Il tema principale di Anna Karenina, al di là della descrizione delle piccinerie dell’aristocrazia dell’epoca, è quello della colpa, Anna non è una dissoluta (com’è Stiva, il fratello che però Tolstoj non punisce con il suicidio), ma una persona che, per amore, va al di là della propria morale: è un personaggio che nasce tragico, con un destino che in qualche modo è già scritto. Piena d’angoscia Anna condanna se stessa nel momento esatto in cui si innamora e in quell’innamoramento si perde. In lei trova vita il conflitto interiore che accompagnava le riflessioni di Tolstoj mentre scriveva, solo più tardi comincerà a studiare i Vangeli e ad elaborare il proprio cristianesimo anarchico. Mentre scriveva Tolstoj era ancora diviso, come dice Igor Sibaldi, tra la resa al proprio mondo o “commettere adulterio staccandosene” e imparando un nuovo modo di vita. Tutto questo spaventava Tolstoj come la colpa spaventa Anna: condannare Anna, era quindi una maniera per autoaccusarsi e mettersi alla prova.

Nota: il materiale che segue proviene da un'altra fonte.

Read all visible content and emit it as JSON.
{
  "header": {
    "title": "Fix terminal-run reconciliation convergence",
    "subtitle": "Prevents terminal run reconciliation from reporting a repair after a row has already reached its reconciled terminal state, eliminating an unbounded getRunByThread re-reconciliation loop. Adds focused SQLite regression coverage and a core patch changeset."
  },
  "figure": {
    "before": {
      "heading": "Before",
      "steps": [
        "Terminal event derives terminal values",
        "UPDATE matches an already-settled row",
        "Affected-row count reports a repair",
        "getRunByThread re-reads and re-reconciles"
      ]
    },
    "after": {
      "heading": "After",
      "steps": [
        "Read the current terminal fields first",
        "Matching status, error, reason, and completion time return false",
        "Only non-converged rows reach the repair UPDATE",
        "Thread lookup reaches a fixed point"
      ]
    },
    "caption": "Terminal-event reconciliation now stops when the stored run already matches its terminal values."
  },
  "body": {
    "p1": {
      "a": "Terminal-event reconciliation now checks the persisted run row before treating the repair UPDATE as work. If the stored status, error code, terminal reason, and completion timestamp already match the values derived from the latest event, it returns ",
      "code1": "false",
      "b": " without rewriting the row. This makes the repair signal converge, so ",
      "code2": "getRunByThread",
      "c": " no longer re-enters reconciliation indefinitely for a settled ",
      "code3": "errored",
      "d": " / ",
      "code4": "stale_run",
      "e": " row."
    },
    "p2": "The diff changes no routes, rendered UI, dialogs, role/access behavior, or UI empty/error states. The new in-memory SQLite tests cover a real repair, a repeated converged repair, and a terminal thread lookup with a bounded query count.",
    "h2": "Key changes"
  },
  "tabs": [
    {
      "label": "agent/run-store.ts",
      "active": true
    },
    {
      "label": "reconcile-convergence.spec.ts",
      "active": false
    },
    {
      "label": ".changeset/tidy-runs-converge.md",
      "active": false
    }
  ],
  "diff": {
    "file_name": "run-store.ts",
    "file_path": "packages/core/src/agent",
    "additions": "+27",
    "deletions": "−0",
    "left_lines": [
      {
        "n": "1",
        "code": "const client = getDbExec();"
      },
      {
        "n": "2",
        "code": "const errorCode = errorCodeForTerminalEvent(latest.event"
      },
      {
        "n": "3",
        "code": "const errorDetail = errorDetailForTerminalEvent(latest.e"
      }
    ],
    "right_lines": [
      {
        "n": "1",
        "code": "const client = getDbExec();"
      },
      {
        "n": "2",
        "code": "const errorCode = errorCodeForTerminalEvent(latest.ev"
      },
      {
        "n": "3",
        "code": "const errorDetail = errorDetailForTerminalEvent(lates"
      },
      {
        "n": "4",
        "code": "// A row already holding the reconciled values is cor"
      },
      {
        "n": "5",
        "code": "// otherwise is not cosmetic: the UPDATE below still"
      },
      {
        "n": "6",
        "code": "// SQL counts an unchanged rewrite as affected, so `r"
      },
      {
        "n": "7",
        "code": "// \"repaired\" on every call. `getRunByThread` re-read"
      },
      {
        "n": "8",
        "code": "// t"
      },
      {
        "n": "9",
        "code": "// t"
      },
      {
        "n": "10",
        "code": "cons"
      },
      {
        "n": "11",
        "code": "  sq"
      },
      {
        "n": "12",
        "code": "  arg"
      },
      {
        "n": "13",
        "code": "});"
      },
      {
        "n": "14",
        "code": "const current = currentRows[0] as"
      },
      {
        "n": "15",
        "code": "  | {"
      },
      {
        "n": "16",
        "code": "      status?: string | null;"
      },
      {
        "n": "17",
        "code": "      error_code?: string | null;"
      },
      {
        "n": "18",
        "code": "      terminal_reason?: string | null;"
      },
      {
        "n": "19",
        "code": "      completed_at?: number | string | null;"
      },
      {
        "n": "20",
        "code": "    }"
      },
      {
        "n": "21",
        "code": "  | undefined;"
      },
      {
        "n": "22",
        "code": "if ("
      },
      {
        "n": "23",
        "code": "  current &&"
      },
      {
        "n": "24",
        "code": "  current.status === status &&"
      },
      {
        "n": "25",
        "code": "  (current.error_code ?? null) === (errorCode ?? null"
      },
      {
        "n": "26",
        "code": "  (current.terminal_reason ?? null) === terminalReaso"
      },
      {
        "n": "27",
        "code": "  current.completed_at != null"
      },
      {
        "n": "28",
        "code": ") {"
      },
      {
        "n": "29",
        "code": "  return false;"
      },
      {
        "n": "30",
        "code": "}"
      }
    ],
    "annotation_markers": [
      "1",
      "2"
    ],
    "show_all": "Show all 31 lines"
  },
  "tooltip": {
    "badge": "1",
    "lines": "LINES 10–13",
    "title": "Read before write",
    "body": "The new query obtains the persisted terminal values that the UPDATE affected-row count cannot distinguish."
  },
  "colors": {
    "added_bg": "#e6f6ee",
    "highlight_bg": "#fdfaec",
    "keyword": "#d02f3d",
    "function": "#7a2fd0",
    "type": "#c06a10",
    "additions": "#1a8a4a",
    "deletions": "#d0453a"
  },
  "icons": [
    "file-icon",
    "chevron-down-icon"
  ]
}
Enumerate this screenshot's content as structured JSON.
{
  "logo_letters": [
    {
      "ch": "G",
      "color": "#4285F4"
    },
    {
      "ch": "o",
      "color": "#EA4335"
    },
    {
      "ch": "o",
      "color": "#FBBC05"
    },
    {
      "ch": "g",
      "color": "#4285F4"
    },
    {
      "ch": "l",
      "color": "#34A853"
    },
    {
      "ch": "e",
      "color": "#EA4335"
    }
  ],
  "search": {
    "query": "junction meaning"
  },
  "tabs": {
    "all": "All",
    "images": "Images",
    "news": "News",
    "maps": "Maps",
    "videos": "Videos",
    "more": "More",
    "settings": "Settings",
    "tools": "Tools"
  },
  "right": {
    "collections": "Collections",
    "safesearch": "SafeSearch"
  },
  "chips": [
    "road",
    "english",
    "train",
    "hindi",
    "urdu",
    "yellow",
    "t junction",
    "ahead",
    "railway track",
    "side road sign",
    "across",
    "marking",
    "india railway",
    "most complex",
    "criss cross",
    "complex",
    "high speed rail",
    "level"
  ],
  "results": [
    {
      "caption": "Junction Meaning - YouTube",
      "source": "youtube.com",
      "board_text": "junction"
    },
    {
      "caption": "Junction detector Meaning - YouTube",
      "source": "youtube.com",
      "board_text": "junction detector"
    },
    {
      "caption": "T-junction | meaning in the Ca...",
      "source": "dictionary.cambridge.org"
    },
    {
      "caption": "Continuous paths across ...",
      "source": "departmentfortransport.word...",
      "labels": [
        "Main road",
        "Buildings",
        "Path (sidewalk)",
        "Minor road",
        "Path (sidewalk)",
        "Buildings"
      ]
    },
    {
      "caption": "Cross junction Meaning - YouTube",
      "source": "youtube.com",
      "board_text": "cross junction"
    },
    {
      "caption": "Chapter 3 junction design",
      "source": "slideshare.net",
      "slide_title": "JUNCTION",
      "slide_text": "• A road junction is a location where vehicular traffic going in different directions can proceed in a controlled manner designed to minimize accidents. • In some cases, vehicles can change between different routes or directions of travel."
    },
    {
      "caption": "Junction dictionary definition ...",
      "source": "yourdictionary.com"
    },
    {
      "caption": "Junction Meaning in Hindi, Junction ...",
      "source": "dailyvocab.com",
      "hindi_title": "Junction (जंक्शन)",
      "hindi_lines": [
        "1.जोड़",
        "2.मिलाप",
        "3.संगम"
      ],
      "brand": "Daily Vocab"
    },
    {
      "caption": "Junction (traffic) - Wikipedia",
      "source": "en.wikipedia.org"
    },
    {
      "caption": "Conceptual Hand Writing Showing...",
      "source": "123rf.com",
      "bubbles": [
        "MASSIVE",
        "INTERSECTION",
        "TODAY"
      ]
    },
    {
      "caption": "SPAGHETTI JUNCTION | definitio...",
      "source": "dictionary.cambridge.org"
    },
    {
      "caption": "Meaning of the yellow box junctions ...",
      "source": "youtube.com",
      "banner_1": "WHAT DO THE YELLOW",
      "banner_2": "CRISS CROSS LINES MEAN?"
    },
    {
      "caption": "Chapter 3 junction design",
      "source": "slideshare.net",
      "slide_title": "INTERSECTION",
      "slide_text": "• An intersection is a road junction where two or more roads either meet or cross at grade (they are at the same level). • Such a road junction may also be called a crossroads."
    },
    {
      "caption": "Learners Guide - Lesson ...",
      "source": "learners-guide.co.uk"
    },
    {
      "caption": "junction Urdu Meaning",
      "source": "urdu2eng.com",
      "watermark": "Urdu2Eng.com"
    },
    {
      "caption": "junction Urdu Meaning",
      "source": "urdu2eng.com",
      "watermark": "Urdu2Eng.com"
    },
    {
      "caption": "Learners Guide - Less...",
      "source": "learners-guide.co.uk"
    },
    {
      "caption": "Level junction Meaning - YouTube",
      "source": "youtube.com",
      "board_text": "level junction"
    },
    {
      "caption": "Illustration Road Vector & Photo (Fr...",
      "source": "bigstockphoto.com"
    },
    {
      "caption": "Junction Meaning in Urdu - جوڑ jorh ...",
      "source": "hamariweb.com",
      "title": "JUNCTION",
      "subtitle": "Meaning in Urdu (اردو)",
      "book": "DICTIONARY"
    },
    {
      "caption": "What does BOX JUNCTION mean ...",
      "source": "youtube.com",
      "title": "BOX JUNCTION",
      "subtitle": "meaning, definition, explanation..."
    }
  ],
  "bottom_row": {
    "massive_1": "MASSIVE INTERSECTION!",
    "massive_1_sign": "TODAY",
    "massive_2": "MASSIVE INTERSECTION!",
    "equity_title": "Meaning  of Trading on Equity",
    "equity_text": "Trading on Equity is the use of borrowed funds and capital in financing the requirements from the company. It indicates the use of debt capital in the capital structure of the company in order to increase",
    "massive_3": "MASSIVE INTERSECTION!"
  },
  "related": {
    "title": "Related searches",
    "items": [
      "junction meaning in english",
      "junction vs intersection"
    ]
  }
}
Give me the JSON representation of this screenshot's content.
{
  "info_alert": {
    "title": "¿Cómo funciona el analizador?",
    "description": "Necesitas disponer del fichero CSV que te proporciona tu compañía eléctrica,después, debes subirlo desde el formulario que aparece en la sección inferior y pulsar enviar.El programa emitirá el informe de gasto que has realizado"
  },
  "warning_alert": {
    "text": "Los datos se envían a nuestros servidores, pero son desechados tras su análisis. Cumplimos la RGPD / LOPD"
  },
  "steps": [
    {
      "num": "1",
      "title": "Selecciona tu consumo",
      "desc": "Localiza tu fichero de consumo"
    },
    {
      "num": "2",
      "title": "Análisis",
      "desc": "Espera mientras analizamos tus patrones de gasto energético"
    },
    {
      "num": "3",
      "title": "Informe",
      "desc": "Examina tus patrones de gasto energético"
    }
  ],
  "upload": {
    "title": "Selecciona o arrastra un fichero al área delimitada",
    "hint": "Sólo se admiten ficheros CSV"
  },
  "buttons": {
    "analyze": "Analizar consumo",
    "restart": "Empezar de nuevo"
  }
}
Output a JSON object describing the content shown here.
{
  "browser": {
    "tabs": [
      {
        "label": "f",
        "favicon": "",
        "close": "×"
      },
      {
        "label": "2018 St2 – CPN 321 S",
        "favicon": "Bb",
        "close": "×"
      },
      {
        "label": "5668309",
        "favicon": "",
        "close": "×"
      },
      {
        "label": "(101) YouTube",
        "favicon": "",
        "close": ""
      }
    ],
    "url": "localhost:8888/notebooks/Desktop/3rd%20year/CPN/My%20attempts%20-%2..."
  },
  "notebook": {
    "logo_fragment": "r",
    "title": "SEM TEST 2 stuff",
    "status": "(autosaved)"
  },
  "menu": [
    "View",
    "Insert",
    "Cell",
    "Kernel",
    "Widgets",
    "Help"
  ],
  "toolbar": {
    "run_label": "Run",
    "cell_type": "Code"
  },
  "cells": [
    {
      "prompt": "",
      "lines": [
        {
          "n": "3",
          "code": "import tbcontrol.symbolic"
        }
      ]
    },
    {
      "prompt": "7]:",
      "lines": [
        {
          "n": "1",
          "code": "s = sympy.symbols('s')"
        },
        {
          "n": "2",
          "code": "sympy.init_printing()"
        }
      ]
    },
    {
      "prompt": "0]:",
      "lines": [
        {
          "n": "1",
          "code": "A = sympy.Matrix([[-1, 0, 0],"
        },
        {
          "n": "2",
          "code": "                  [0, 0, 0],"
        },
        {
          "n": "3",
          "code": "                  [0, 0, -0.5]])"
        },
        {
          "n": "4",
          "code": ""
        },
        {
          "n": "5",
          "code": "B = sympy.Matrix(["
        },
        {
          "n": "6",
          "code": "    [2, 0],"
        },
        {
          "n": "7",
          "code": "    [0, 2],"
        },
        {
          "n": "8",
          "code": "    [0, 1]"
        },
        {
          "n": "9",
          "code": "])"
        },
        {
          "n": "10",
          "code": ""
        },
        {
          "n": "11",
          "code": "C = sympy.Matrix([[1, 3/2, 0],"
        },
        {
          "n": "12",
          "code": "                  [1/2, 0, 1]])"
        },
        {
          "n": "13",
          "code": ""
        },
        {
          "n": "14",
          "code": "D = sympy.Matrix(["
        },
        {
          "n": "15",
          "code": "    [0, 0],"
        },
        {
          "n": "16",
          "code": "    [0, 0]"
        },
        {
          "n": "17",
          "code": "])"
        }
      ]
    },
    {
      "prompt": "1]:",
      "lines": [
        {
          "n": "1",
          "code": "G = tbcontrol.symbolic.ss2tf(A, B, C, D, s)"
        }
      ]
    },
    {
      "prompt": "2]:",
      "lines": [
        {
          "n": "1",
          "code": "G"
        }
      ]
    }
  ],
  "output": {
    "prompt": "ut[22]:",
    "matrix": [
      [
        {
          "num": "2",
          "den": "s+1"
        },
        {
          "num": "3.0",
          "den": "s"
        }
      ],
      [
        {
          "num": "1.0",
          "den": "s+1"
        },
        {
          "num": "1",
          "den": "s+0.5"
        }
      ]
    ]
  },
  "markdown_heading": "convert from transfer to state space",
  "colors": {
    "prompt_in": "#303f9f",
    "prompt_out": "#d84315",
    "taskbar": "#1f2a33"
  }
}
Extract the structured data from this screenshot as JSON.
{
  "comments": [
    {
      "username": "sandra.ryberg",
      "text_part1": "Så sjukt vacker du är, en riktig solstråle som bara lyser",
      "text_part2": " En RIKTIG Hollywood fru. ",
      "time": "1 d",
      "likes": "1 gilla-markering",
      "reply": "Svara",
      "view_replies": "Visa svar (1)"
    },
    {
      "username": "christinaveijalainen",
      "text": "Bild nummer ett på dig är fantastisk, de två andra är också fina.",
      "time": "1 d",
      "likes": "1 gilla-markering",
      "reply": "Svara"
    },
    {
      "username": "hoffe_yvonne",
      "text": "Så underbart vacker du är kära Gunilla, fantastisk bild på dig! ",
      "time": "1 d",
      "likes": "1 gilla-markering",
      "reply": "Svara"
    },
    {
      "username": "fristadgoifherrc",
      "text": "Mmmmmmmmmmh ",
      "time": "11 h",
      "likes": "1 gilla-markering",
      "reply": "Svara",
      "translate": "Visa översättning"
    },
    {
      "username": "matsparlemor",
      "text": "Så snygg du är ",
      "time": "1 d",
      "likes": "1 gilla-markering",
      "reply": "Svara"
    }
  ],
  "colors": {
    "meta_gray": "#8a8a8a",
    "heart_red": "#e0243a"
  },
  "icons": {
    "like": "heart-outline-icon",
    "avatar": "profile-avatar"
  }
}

Il romanzo ha avuto, da subito un successo enorme, Dostoevskij ne parla come di un’opera d’arte perfetta e Nabokov come del “capolavoro assoluto della letteratura del diciannovesimo secolo”. Eppure accadde che, stanco di tutto il gran parlare che si faceva attorno, fosse proprio Tolstoj a rinnegare il romanzo: nel 1881 in una lettera al critico Strasov scrive: “io vi assicuro che per me quel romanzo non esiste più”.
Il Conte Tolstoj aveva cominciato una fase nuova della sua vita e non poteva sapere che quel conflitto, messo in scena nel romanzo, non lo avrebbe mai risolto e che lo avrebbe accompagnato sino alla morte.